Read Numbers 36, Isaiah 28, and Psalm 141.

This devotional is about Psalm 141.

In this song, David calls for God’s help again (v. 1), looking to Him to deliver him from his enemies (vv. 8-10). Although there were immediate threats that occupied his attention, they did not keep David from being concerned about his own moral development. In verses 3-5 he asked God to help him in a few specific ways:

  • First, he asked God to guard his mouth in verse 3. That was a request for God to help him learn to choose his words wisely and righteously.
  • In verse 4 he asked for help guarding his heart. This was a request for God to purify his mind and his desires so that he wanted to do what was right rather than longing for pleasures offered by sin.
  • Finally, in verse 5 David resolved to receive correction from other people well. He regarded a rebuke from another righteous man to be “a kindness,” a blessing like “oil on my head.”

When you pray, do you pray for yourself to grow spiritually?
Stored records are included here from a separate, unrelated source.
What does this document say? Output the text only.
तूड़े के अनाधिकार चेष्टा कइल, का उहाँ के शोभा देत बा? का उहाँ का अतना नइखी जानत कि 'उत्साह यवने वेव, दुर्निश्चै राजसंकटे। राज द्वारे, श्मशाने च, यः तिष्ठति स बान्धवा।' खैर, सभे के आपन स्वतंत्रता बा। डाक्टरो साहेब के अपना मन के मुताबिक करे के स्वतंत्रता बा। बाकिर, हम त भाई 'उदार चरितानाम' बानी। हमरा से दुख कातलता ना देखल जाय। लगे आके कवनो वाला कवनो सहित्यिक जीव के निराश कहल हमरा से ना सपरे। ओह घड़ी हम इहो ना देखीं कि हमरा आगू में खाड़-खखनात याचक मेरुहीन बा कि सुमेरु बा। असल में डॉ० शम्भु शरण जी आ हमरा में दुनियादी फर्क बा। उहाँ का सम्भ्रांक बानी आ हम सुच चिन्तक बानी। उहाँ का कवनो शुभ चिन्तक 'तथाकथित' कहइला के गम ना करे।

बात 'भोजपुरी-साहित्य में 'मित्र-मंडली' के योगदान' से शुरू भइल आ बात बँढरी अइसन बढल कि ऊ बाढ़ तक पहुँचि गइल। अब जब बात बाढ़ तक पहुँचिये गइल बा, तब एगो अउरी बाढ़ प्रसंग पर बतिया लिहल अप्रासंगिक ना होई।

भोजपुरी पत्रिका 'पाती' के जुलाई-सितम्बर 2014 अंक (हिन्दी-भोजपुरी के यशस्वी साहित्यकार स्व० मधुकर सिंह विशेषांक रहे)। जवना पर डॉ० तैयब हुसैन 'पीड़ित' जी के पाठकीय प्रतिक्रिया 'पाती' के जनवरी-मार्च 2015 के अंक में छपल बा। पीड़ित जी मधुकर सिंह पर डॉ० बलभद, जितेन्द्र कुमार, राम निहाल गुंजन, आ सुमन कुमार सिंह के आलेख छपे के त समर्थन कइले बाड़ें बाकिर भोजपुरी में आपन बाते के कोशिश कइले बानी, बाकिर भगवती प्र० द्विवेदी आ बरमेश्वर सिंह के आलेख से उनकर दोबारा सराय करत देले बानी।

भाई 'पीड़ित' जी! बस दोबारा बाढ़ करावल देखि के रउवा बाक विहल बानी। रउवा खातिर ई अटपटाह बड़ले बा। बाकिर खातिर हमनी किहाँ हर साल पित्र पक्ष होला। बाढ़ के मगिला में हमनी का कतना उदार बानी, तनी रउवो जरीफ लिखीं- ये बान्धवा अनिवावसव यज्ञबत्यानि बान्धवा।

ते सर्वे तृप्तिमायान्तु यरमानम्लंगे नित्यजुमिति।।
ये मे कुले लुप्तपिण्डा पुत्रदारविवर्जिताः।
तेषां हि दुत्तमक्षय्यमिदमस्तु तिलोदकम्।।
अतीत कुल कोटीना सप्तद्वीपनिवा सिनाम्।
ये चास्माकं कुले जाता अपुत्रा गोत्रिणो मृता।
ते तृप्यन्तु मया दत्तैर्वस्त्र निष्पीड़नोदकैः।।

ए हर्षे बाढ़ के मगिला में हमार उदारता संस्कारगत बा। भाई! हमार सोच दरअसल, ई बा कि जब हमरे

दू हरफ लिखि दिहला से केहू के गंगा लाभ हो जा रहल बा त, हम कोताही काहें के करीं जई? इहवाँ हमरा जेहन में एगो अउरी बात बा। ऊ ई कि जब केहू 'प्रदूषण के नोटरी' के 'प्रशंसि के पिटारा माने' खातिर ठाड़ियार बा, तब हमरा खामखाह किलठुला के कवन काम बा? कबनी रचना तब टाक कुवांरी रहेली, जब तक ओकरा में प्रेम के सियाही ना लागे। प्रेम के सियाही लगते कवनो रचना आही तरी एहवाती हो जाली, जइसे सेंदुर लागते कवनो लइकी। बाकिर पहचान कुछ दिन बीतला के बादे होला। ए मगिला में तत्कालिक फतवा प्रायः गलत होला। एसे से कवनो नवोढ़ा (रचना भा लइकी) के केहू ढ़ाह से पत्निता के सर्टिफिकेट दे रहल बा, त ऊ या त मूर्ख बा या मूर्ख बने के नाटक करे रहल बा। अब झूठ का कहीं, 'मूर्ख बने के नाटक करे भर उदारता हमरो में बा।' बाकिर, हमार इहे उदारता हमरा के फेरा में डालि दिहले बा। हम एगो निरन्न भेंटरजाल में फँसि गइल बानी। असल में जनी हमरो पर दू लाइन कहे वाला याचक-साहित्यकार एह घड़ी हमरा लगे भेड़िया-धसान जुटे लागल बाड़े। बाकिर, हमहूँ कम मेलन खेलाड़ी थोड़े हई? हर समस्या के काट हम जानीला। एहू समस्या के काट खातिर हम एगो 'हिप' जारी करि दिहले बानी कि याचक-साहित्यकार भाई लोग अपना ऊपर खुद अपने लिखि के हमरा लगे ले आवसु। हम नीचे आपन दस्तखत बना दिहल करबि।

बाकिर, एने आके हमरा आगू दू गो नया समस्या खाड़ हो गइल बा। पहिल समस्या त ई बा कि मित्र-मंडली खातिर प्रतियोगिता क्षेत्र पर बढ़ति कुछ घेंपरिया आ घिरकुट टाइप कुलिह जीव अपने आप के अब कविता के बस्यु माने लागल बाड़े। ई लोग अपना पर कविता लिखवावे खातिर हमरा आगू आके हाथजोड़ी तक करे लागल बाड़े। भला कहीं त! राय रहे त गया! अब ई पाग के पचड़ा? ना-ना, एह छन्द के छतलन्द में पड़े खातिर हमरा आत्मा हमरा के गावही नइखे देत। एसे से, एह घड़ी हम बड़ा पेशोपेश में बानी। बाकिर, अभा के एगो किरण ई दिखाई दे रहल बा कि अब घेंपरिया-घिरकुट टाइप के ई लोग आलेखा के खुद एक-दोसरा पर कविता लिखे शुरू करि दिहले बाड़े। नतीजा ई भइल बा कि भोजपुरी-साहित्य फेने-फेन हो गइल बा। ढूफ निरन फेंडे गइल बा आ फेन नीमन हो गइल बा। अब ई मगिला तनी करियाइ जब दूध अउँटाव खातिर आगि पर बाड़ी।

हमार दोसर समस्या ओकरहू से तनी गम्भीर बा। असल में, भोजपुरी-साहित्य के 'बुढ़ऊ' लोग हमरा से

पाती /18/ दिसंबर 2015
Do you think about the areas where you struggle with temptation and ask for God’s help in those areas? Growing in grace requires obedience to God’s commands but we need God’s power to desire and to do those commands. It is our job to say no to sin and quit practicing it but only God’s grace will make us want to quit sinning and desire to do what is right.

We have the power of God through the new nature he gave us and the Holy Spirit within us but we also have God’s help available to us through prayer to assist us in developing a godly life. This is what the author of Hebrews meant when he said, “Let us then approach God’s throne of grace with confidence, so that we may receive mercy and find grace to help us in our time of need” (Heb 4:16).

Even when we need God to work in our lives outside, it is important to remember to ask him to help us with our struggles within. Take time to pray now asking God to help you grow in obedience. Think about where your struggles are as a Christian and pray for God to help you.